Потерять такого человека... ну, прошло тринадцать месяцев, а я все еще ощущала эхо его утраты в моей пустой груди и в некогда любимых пустых комнатах моего таунхауса.

Я почувствовала, как меня пронзила вибрация одиночества, когда открыла элегантную черную дверь своего дома и вошла в прохладный интерьер нейтральных тонов. Ключи легли в фарфоровую складную защелку на столике из слоновой кости, мои тщательно ухоженные туфли-лодочки Лабутен в шкафу рядом с ними, а над ними висело мое кашемировое пальто.

Вокруг меня царила тишина, когда ноги в чулках ступали по темному деревянному полу в гостиную.

Я долго думала о том, чтобы завести кошку, чтобы живое существо тосковало по моей компании, но также быстро я отбросила эту идею. Я работала с семи утра до восьми или девяти вечера. В конце концов, кошка обиделась бы на меня, как и большинство людей, и я не думала, что выдержу еще один отказ.

В тот день тишина давила на меня тяжелее, чем обычно, поэтому я сделала то, что делала всегда, чтобы разрушить тишину и напомнить себе, что я жива, даже если некому было это видеть.

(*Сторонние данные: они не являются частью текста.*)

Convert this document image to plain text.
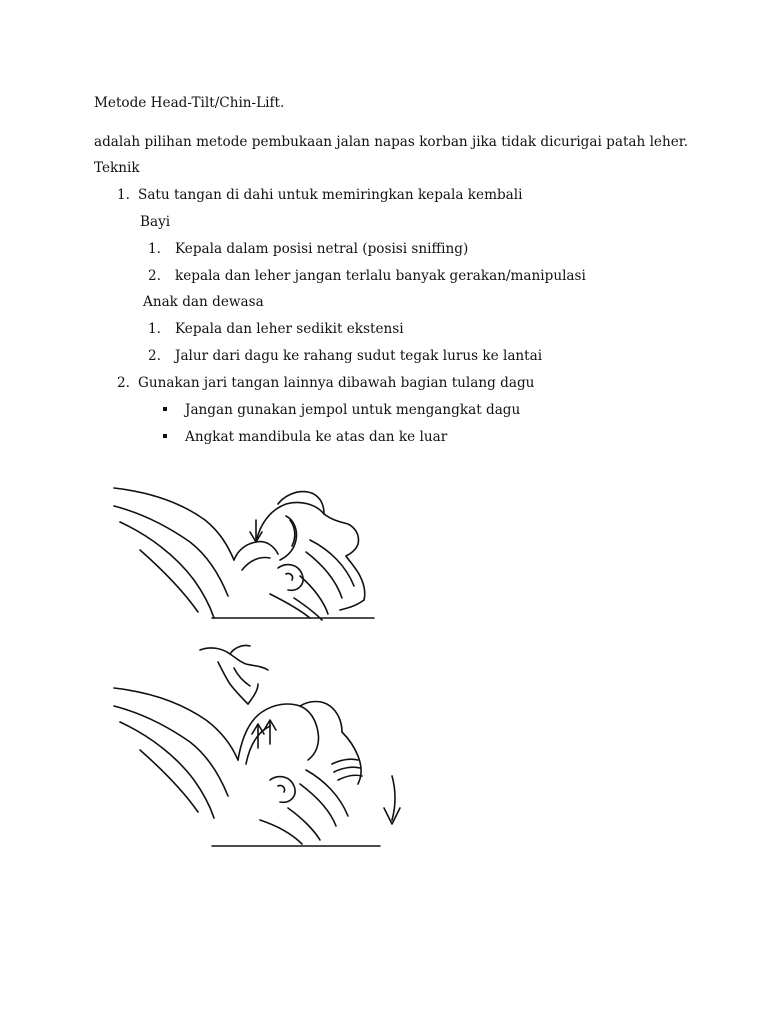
Metode Head-Tilt/Chin-Lift.
adalah pilihan metode pembukaan jalan napas korban jika tidak dicurigai patah leher.
Teknik
1. Satu tangan di dahi untuk memiringkan kepala kembali
Bayi
1. Kepala dalam posisi netral (posisi sniffing)
2. kepala dan leher jangan terlalu banyak gerakan/manipulasi
Anak dan dewasa
1. Kepala dan leher sedikit ekstensi
2. Jalur dari dagu ke rahang sudut tegak lurus ke lantai
2. Gunakan jari tangan lainnya dibawah bagian tulang dagu
Jangan gunakan jempol untuk mengangkat dagu
Angkat mandibula ke atas dan ke luar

Я пересекла комнату по диагонали и направилась к роялю в дальнем углу, поверхность которого блестело, как масляное пятно. Мое сердце застучало в ушах, когда я вытащила табурет и уселась на мягкий край. Металлический привкус адреналина ударил по языку, а длинные пальцы задрожали, когда я сняла клап (прим. Клап — откидная крышка, закрывающая клавиатуру) и отодвинула его назад.

Мое тело жаждало этого, как наркоманы жаждут следующей дозы.

Возможно, мазохистски, я не часто поддавалась принуждению играть.

Мои братья и сестры добились творческих карьер, возможно, вопреки всему, но я была прагматична, чтобы предаваться праздным мечтам, когда мы были бедны и окружены падальщиками-капо с момента нашего рождения. Я направила мысли на лучшее применение, но моя душа — жалкая, мечтательная штука — не позволяла мне надолго оставаться в стороне от музыки.

Я сделала глубокий вдох, пытаясь игнорировать воспоминания, которые угрожали меня утопить, когда коснулась кончиками пальцев холодной слоновой кости и начала играть.

Я инстинктивно закрыла глаза, когда Somewhere Else моего земляка Дарио Крисмана перетекла из моих рук в блестящее музыкальное зрелище передо мной. Это была одна из первых сложных песен, которую горбатая старушка с проворными, молодыми пальцами, научившая меня всему, что я знала о фортепиано, синьора Донати, заставила меня выучить. Это вызвало во мне отклик, мысль о том, что где-то еще есть место, которое однажды мне будет позволено посетить.

Пока я не повзрослела, ослепительно яркие и зловоние улицы Неаполя были всем, что я знала. Однажды Кристофер взял меня с собой на юг, в Сорренто. Я помнила цвета сахарной ваты в домах, чистоту улиц и кристально голубую воду, не омраченную мутью и грязью торгового порта. Но воспоминания были омрачены тем фактом, что Кристофер, на восемнадцать лет старше меня, овладел моим девичьим шестнадцатилетним возбуждением и сделал его податливым в своих теплых, лапающих руках.

В те выходные я лишилась девственности и вернулась, чувствуя себя окрыленной как путешествием, так и своим плотским опытом. Лишь позже, когда Кристофер стал жестоким, но более того, когда Козима, наконец, вытащила нас из Неаполя и от него, я поняла, какой кошмар символизировало для меня это красивое место — Сорренто.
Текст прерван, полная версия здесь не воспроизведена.